I'm just one voice; one cancer sufferer looking for the best diets, the best treatments etc. for my prostate cancer and for that matter any sickness or disease I will be coming down with from here on out. Perhaps legally you don't have to answer my questions or to compel you to answer them will cost me in legal fees more than all of my medical bills.

But maybe if enough people make similar inquiries to you (the FDA), their congressional representatives maybe ... just maybe we'll have the food and drug oversight we Americans deserve and have paid for; one that of course that will never be perfect but certainly one which is better that is currently in place.

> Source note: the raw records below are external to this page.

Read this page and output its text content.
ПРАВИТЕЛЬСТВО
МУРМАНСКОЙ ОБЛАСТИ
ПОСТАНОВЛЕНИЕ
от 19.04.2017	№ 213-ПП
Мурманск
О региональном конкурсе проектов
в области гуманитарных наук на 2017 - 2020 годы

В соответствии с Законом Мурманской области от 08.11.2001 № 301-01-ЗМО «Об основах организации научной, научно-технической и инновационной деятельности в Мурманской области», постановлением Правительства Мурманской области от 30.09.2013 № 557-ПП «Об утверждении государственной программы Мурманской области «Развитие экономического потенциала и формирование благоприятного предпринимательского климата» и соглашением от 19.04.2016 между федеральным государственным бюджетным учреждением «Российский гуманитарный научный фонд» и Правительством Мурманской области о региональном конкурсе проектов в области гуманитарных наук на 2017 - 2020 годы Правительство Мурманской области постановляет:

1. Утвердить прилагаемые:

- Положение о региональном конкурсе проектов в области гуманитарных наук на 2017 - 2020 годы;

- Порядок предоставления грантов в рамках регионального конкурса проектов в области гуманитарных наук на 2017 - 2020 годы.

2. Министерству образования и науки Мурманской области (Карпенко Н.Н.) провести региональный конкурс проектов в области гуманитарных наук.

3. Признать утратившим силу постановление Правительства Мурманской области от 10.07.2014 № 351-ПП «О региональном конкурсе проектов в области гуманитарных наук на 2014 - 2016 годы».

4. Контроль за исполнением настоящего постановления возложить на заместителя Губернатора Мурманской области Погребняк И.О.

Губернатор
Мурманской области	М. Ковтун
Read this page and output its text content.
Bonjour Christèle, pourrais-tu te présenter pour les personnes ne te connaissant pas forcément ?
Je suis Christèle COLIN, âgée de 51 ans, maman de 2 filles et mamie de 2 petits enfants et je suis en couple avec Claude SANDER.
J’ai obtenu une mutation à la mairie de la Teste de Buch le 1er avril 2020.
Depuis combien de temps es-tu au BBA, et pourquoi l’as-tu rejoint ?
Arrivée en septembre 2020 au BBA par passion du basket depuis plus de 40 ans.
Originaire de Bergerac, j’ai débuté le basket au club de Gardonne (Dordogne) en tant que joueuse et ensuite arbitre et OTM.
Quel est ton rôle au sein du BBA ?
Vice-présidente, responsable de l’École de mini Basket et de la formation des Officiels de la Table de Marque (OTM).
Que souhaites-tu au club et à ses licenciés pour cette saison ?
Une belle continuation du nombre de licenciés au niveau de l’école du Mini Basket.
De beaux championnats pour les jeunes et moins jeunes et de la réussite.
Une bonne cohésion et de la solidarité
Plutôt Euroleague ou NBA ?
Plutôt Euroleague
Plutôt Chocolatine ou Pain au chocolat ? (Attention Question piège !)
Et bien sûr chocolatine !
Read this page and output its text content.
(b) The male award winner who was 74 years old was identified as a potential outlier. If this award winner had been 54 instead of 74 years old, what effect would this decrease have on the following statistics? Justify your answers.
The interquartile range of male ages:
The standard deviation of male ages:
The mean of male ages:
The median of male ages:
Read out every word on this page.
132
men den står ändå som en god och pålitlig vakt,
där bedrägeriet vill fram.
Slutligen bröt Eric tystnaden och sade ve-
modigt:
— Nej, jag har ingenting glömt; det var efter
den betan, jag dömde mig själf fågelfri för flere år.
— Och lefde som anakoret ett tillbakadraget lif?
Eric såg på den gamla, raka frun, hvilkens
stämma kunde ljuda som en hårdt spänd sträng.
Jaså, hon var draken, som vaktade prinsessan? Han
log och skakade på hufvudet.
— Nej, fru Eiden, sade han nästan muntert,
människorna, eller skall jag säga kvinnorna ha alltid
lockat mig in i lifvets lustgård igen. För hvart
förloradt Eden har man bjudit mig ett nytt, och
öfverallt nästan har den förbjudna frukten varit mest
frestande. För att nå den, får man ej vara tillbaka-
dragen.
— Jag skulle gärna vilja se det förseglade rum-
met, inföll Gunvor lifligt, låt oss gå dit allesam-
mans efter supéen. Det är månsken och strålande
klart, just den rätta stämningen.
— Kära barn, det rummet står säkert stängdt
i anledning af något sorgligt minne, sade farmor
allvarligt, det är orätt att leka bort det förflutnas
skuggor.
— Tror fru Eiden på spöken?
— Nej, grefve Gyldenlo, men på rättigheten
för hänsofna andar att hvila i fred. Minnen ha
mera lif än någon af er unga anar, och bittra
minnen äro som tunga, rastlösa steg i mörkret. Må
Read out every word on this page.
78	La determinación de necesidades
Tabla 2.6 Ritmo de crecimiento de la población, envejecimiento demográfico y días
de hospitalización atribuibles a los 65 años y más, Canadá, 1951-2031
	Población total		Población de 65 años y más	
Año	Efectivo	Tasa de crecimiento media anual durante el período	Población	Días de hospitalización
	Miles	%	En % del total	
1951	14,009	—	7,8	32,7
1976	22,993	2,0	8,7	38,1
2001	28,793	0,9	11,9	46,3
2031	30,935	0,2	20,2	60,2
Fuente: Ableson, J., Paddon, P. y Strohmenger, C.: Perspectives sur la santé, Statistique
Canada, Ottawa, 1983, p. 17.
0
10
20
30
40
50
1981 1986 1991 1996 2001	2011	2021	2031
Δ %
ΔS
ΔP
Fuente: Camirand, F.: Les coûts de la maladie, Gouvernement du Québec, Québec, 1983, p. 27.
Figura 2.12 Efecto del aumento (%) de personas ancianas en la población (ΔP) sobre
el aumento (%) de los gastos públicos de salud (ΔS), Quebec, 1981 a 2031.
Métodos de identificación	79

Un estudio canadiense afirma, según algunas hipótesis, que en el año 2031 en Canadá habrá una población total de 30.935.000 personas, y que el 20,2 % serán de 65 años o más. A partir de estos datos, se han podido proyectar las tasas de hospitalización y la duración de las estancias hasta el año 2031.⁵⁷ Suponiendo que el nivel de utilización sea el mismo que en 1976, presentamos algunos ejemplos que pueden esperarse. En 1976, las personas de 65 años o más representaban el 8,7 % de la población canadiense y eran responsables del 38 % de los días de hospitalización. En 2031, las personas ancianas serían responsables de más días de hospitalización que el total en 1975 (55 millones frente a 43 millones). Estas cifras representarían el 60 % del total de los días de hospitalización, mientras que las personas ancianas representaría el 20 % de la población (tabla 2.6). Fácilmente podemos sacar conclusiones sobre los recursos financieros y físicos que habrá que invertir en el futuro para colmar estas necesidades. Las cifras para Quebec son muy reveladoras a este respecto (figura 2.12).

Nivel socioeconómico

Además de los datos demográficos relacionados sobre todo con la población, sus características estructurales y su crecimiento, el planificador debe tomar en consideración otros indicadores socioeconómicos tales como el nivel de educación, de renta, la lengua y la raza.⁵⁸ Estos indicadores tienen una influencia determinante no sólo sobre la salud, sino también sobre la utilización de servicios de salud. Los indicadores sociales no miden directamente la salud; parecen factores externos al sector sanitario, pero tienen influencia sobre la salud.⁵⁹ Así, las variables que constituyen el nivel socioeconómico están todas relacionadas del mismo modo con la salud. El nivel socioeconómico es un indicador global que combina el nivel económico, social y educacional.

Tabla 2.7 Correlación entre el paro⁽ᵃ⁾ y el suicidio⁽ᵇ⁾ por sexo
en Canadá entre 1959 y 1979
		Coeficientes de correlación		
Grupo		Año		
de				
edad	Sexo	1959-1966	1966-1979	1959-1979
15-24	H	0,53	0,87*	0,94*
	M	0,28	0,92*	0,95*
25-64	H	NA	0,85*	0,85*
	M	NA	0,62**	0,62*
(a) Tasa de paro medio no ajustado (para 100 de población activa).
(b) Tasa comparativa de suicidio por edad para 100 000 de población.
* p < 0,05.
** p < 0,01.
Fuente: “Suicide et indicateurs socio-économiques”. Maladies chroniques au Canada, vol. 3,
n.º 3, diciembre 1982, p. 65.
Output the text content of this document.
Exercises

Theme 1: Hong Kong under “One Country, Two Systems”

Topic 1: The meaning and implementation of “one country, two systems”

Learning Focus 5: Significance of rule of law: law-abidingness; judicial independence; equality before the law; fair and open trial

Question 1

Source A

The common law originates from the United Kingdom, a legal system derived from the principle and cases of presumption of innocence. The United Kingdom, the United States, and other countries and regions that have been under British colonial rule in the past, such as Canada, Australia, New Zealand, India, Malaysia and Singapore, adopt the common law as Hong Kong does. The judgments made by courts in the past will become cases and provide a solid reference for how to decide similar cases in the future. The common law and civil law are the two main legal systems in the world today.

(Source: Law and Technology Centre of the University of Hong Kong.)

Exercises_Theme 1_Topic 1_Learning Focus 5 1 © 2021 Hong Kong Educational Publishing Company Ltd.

In this respect I'm listing some pertinent FDA contact information that others may follow in my footsteps to get to the bottom of this egregious issue:

http://fdazilla.com/fda/directory/employee/REG%20HEALTH%20PROJ%20MANAGER

http://fdazilla.com/fda/directory/employee/paul.zimmerman@fda.hhs.gov
FDA Regional Health Project Manager
301-796-1489
301-594-5775
301-796-9845 Fax

http://fdazilla.com/fda/directory/employee/prohaska

Dr. Kevin Prohaska
kevin.prohaska@fda.hhs.gov
301-796-3707

http://fdazilla.com/fda/directory/employee/choe

Lena Choe
Division of Drug Information
Center for Drug Evaluation and Research
Food and Drug Administration
lena.choe@fda.hhs.gov
DRUGINFO@fda.hhs.gov
301-796-3400

http://www.fda.gov/AboutFDA/CommissionersPage/default.htm
Dr. Margaret Hamberg
Commissioner of the FDA
margaret.hamberg@dfa.hhs.gov

I welcome and look forward to your correspondence.

Best regards,

Joel Shapiro

Joel Shapiro
Rochester, New York 14618

Phone numbers in order of preference:

(585) 255-0997 (Cell - Call anytime - best to reach me)

(585) 473-7013 (Home - 9:30 to 22:00 EDT/EST)
(585) 250-8053 (Home - 9:30 to 22:00 EDT/EST)

jrs_14618@yahoo.com

-or-

cshapiro@rochester.rr.com

By Joel Shapiro (not verified) on 11 Jun 2012 #permalink

If I'm reading the Texas State Office of Administrative Hearings docket correctly...
http://www.soah.state.tx.us/Docket/general.asp
...it appears a hearing on the Texas Medical Board complaint against Burzynski is now scheduled for next Wednesday, June 27, at 10 am.